A lot of DNA appears to have no use whatsoever-krish. Are you referring to our good friend,C#3?


We have already thrown out the concept of “higher” and “lower” animals. Properly, we can only speak of “derived” and “primitive” features. There should be no stigma attached to an organism having a number of primitive features, that just means that they have not needed to change much to keep their lineage in business.

Sorry, but I made a mistake here, which I would like to correct. Exons do go on to be translated into polypeptides; however, introns do not.

Is it correct to assume that humans have more DNA than mice? We’ve already discussed plants and bullfrogs. I still have trouble seeing the mechanism of incresing a particular organism’s DNA.

I found this material, if someone can explain it in simpler terms:
From Britannica:
In animals, polyploidy is relatively rare because it disrupts the balance between the sex chromosome and the other chromosomes, a balance being required for the proper development of sex. Naturally polyploid species are found in hermaphroditic animals (individuals having both male and female organs), which include snails, earthworms, and planarians.
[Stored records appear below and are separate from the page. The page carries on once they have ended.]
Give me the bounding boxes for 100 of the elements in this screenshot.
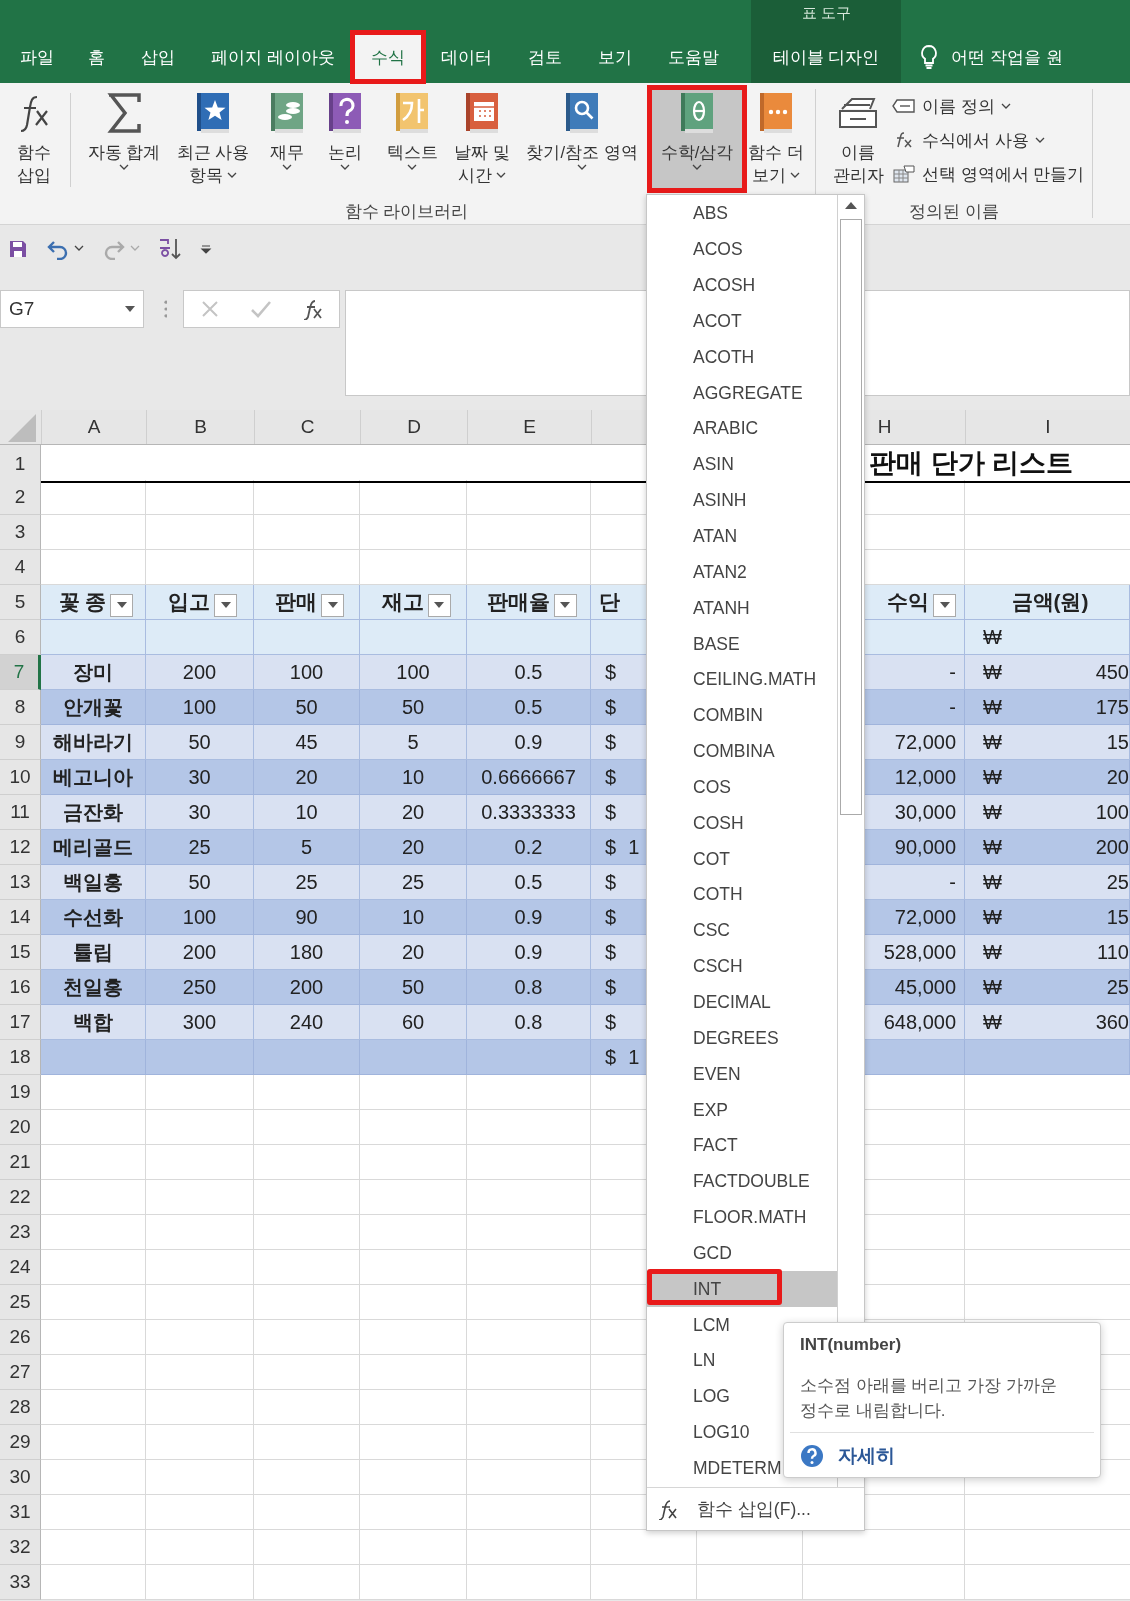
column-heading: 단 [599, 589, 620, 615]
table-cell: 베고니아 [41, 760, 146, 795]
table-cell: 장미 [41, 655, 146, 690]
table-cell: 튤립 [41, 935, 146, 970]
currency-symbol: $ [605, 730, 617, 754]
column-heading: 판매율 [486, 589, 550, 615]
table-cell: 0.9 [467, 935, 591, 970]
table-cell: 안개꽃 [41, 690, 146, 725]
table-cell: 5 [254, 830, 360, 865]
table-cell: 100 [360, 655, 467, 690]
table-cell: 백일홍 [41, 865, 146, 900]
table-cell: 300 [146, 1005, 254, 1040]
currency-symbol: $ [605, 870, 617, 894]
table-cell: 45 [254, 725, 360, 760]
ribbon-group-label: 정의된 이름 [909, 201, 999, 222]
currency-symbol: ₩ [983, 625, 1002, 649]
table-cell: 200 [146, 935, 254, 970]
table-cell: 20 [360, 795, 467, 830]
table-cell: 20 [254, 760, 360, 795]
table-cell: 25 [1106, 975, 1129, 999]
column-heading: 금액(원) [1011, 589, 1089, 615]
table-cell: 1 [628, 835, 640, 859]
table-cell: 0.9 [467, 900, 591, 935]
currency-symbol: $ [605, 695, 617, 719]
column-heading: 판매 [275, 589, 317, 615]
currency-symbol: ₩ [983, 1010, 1002, 1034]
table-cell: 180 [254, 935, 360, 970]
currency-symbol: ₩ [983, 800, 1002, 824]
currency-symbol: $ [605, 940, 617, 964]
table-cell: 0.3333333 [467, 795, 591, 830]
table-cell: 25 [360, 865, 467, 900]
tooltip-title: INT(number) [800, 1335, 902, 1355]
table-cell: 200 [1095, 835, 1129, 859]
table-cell: 110 [1097, 940, 1129, 964]
table-cell: 0.5 [467, 655, 591, 690]
table-cell: 수선화 [41, 900, 146, 935]
currency-symbol: $ [605, 905, 617, 929]
table-cell: 50 [360, 690, 467, 725]
table-cell: 메리골드 [41, 830, 146, 865]
table-cell: 25 [254, 865, 360, 900]
currency-symbol: $ [605, 660, 617, 684]
table-cell: 10 [360, 760, 467, 795]
currency-symbol: ₩ [983, 730, 1002, 754]
table-cell: 금잔화 [41, 795, 146, 830]
table-cell: 15 [1106, 905, 1129, 929]
table-cell: 360 [1095, 1010, 1129, 1034]
table-cell: 0.9 [467, 725, 591, 760]
table-cell: 50 [146, 725, 254, 760]
table-cell: 100 [146, 690, 254, 725]
table-cell: 50 [254, 690, 360, 725]
currency-symbol: ₩ [983, 695, 1002, 719]
currency-symbol: $ [605, 1045, 617, 1069]
table-cell: 175 [1095, 695, 1129, 719]
table-cell: 20 [360, 830, 467, 865]
table-cell: 0.8 [467, 970, 591, 1005]
table-cell: 60 [360, 1005, 467, 1040]
table-cell: 5 [360, 725, 467, 760]
table-cell: 1 [628, 1045, 640, 1069]
currency-symbol: ₩ [983, 975, 1002, 999]
table-cell: 백합 [41, 1005, 146, 1040]
table-cell: 250 [146, 970, 254, 1005]
table-cell: 0.5 [467, 865, 591, 900]
table-cell: 0.5 [467, 690, 591, 725]
table-cell: 해바라기 [41, 725, 146, 760]
table-cell: 200 [146, 655, 254, 690]
currency-symbol: ₩ [983, 835, 1002, 859]
table-cell: 30 [146, 760, 254, 795]
table-cell: 90 [254, 900, 360, 935]
currency-symbol: ₩ [983, 870, 1002, 894]
table-cell: 100 [1095, 800, 1129, 824]
table-cell: 50 [146, 865, 254, 900]
table-cell: 20 [360, 935, 467, 970]
table-cell: 0.6666667 [467, 760, 591, 795]
column-heading: 입고 [168, 589, 210, 615]
currency-symbol: $ [605, 1010, 617, 1034]
currency-symbol: ₩ [983, 765, 1002, 789]
table-cell: 0.2 [467, 830, 591, 865]
currency-symbol: $ [605, 835, 617, 859]
currency-symbol: $ [605, 765, 617, 789]
table-cell: 20 [1106, 765, 1129, 789]
table-cell: 100 [254, 655, 360, 690]
table-cell: 25 [146, 830, 254, 865]
table-cell: 30 [146, 795, 254, 830]
table-cell: 100 [146, 900, 254, 935]
currency-symbol: $ [605, 975, 617, 999]
tooltip-description: 소수점 아래를 버리고 가장 가까운 정수로 내림합니다. [800, 1375, 1058, 1422]
table-cell: 10 [254, 795, 360, 830]
column-heading: 수익 [887, 589, 929, 615]
currency-symbol: ₩ [983, 905, 1002, 929]
currency-symbol: ₩ [983, 940, 1002, 964]
table-cell: 15 [1106, 730, 1129, 754]
currency-symbol: ₩ [983, 660, 1002, 684]
table-cell: 10 [360, 900, 467, 935]
table-cell: 450 [1095, 660, 1129, 684]
table-cell: 50 [360, 970, 467, 1005]
contextual-group-label: 표 도구 [801, 4, 851, 23]
table-cell: 240 [254, 1005, 360, 1040]
currency-symbol: $ [605, 800, 617, 824]
table-cell: 0.8 [467, 1005, 591, 1040]
table-cell: 200 [254, 970, 360, 1005]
Evolution can take place by anagenesis, in which changes occur within a lineage; or by cladogenesis, in which a lineage splits into two or more separate lines. Anagenetic evolution has, over the course of 2,000,000 years, doubled the size of the human cranium; in the lineage of the horse, it has reduced the number of toes from four to one. Cladogenetic evolution has produced the extraordinary diversity of the living world, with its more than 2,000,000 species of animals, plants, fungi, and microorganisms.

Mice are estimated to have about the same amount of DNA as humans, about three billion base pairs. Humans, however, have about twice as many genes as mice do, around one hundred thousand compared with fifty thousand in mice.